# Looking at Macbeth

In an attempt to realize the observations of this past week's reading.

Note also their reference to the following, which describes calculating log-likelihood for comparing texts:
* https://wordhoard.northwestern.edu/userman/analysis-comparewords.html

In [1]:
from nltk.tokenize import sent_tokenize, word_tokenize
from nltk.corpus import stopwords
from nltk.probability import FreqDist
from nltk.stem import WordNetLemmatizer
from string import punctuation
import numpy as np
import pandas as pd

In [2]:
myStopWords = list(punctuation) + stopwords.words('english')

In [3]:
WordNetLemmatizer().lemmatize('rocks')

'rock'

In [4]:
with open('CompleteShakespeare.txt','r') as f:
    completeshakespeare = f.read()
words = word_tokenize(completeshakespeare.lower().replace('th’','the'))
completewords = [w for w in words if w not in myStopWords or w in ['the']]
completestemmed = [WordNetLemmatizer().lemmatize(w) for w in completewords]

In [5]:
with open('Macbeth.txt','r') as f:
    macbeth = f.read()
words = word_tokenize(macbeth.lower().replace('th’','the'))
macbethwords = [w for w in words if w not in myStopWords or w in ['the']]
# macbethstemmed = [PorterStemmer().stem(w) for w in macbethwords]
macbethstemmed = [WordNetLemmatizer().lemmatize(w) for w in macbethwords]

In [6]:
completewords[:20]

['’',
 'well',
 'ends',
 'well',
 'contents',
 'act',
 'scene',
 'i.',
 'rossillon',
 'room',
 'the',
 'countess',
 '’',
 'palace',
 'scene',
 'ii',
 'paris',
 'room',
 'the',
 'king']

In [7]:
completestemmed[:20]

['’',
 'well',
 'end',
 'well',
 'content',
 'act',
 'scene',
 'i.',
 'rossillon',
 'room',
 'the',
 'countess',
 '’',
 'palace',
 'scene',
 'ii',
 'paris',
 'room',
 'the',
 'king']

In [8]:
macbethwords[:20]

['macbeth',
 'william',
 'shakespeare',
 'contents',
 'act',
 'scene',
 'i.',
 'open',
 'place',
 'scene',
 'ii',
 'camp',
 'near',
 'forres',
 'scene',
 'iii',
 'heath',
 'scene',
 'iv',
 'forres']

In [9]:
macbethstemmed[:20]

['macbeth',
 'william',
 'shakespeare',
 'content',
 'act',
 'scene',
 'i.',
 'open',
 'place',
 'scene',
 'ii',
 'camp',
 'near',
 'forres',
 'scene',
 'iii',
 'heath',
 'scene',
 'iv',
 'forres']

In [10]:
completefreq = FreqDist(completestemmed)
macbethfreq = FreqDist(macbethstemmed)

In [11]:
completefreq['the']

29971

In [12]:
macbethfreq['the']

775

According to the above mentioned website, the following will allow us to calculate the log-likelihood ratio as a measure of difference.

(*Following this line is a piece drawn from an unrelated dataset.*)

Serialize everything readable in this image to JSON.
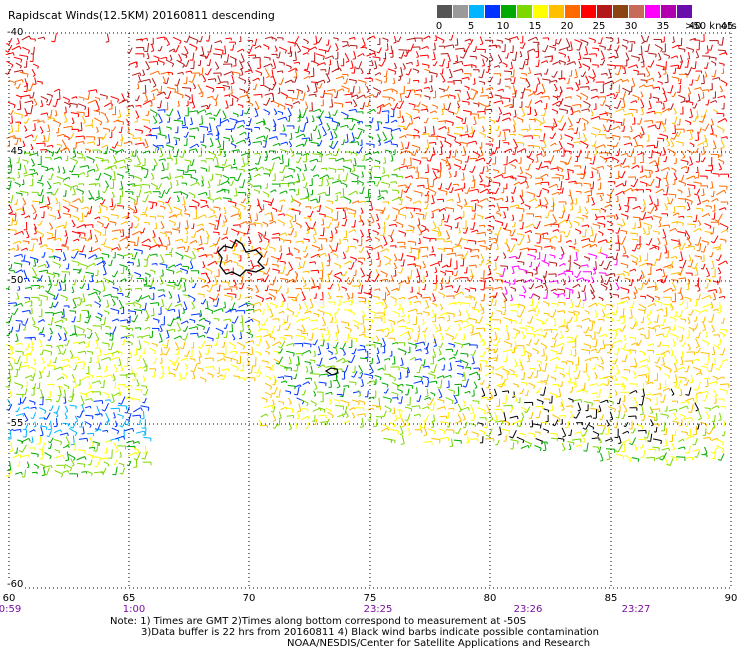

* a: the number of times the word occurs in the analysis text
* b: the number of times the word occurs in the reference text
* c: the total number of words in the analysis text
* d: the total number of words in the reference text
* We then want to calculate the log-likelihood $G^2$ as:
  * $E1 = c*(a+b)/(c+d)$
  * $E2 = d*(a+b)/(c+d)$
  * $G^2 = 2*((a*\ln(a/E1)) + (b*\ln(b/E2)))$

In [13]:
a = macbethfreq['the']
b = completefreq['the']
c = len(macbethstemmed)
d = len(completestemmed)
E1 = c*(a+b)/(c+d)
E2 = d*(a+b)/(c+d)
G2 = 2*((a*np.log(a/E1)) + (b*np.log(b/E2)))

In [14]:
G2

31.34965317727199

In [15]:
def logli(word):
    a = macbethfreq[word]
    b = completefreq[word]
    c = len(macbethstemmed)
    d = len(completestemmed)
    E1 = c*(a+b)/(c+d)
    E2 = d*(a+b)/(c+d)
    if a != 0 and b != 0:
        G2 = 2*((a*np.log(a/E1)) + (b*np.log(b/E2)))
    else:
        G2 = 0
    return G2

In [16]:
macbethfreq['dagger']/len(macbethstemmed)

0.0008585164835164835

In [17]:
completefreq['dagger']/len(completestemmed)

9.532374100719424e-05

In [18]:
logli('the')

31.34965317727199

In [19]:
logli('dagger')

24.79273019804705

In [20]:
logli('thane')

156.28996392687182

In [21]:
wordlist = []
wordfreq = []
loglike = []
for i in sorted(macbethfreq, key=macbethfreq.get, reverse=True):
    specialword = logli(i)
    if specialword > 25:
        wordlist.append(i)
        wordfreq.append(macbethfreq[i])
        loglike.append(specialword)
df = pd.DataFrame({'wordlist':wordlist,'wordfreq':wordfreq,'loglike':loglike})

In [22]:
df

Unnamed: 0,wordlist,wordfreq,loglike
0,the,775,31.349653
1,’,694,280.420985
2,macbeth,282,1421.734511
3,macduff,111,559.618903
4,lady,97,119.235725
5,banquo,72,362.996045
6,malcolm,59,297.455093
7,witch,59,246.149512
8,ross,53,245.620677
9,fear,44,30.222202


In [23]:
df.sort_values(by='loglike',ascending=False)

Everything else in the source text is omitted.